President Ma Ying-jeou (馬英九) yesterday urged Beijing to remove the missiles it aims at Taiwan or “take care of them via other means,” saying the missiles gave Taiwanese “a very bad feeling.”
Ma said he had made efforts to reduce tensions across the Taiwan Strait since he took office in May 2008 and had enjoyed some success over the past 19 months.
He recognized, however, that the “mainland authorities” had not reduced the number of missiles aimed at Taiwan despite the recent cross-strait detente.
That number has in fact increased, defense analysts say.
“We have expressed our position on various occasions, hoping the mainland authorities would face up to the situation and remove the missiles or deal with them by other means because they give the Taiwanese people a very bad feeling,” Ma said.
Ma made the remarks in response to a question from Yoshinori Ono, a member of the Japanese House of Representatives, during a meeting at the Presidential Office yesterday afternoon.
Ono said he was personally concerned about China’s military buildup opposite Taiwan and its lack of transparency. He said he wanted to know how Ma viewed the protection of Taiwan in the East Asia region.
Ono urged the administration to strengthen ties with Tokyo to counter “foreign threats.” He said, however, that “many difficulties” needed to be overcome.
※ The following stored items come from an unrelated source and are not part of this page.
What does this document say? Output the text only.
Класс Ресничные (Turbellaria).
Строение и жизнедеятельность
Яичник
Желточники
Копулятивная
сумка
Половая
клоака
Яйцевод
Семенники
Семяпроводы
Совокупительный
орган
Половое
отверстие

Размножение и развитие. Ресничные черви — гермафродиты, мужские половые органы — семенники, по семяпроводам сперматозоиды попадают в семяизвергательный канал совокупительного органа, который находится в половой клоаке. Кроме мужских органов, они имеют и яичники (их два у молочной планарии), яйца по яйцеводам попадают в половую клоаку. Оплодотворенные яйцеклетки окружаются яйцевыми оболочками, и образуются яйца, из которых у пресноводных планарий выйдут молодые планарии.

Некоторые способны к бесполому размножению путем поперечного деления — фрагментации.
Calling Ono “an old friend of Taiwan” and “a half Taiwanese,” Ma said Ono has made tremendous efforts to ensure Taiwan’s security through his close relationship with Taiwan. Ono was born in Taiwan during the Japanese era.
Ma said reconciliation with China ensured Taiwan’s and Japan’s security and cross-strait rapprochement helped improve mutual trust between Japan and the US.
Ma said much progress had been made in relations with Tokyo since he took office, including the opening of a trade and cultural office in Sapporo and the start of direct flights between Taipei International Airport and Tokyo’s Haneda Airport scheduled for this October.
Tokyo had also rectified the nation’s description on its alien resident certificates and other related documents from “China” to “Taiwan,” Ma said. A “working holiday” program for young adults aged between 18 and 30 had gone into effect, he added.
Ma said he would be happy to see the National Palace Museum send exhibits to Japan, but he hoped the Japanese government would amend its laws to ensure the safety of the national treasures.
Museum Director Chou Kung-shin (周功鑫) has said that the museum’s collections are national assets that will only be exhibited in countries that have laws that guarantee their return.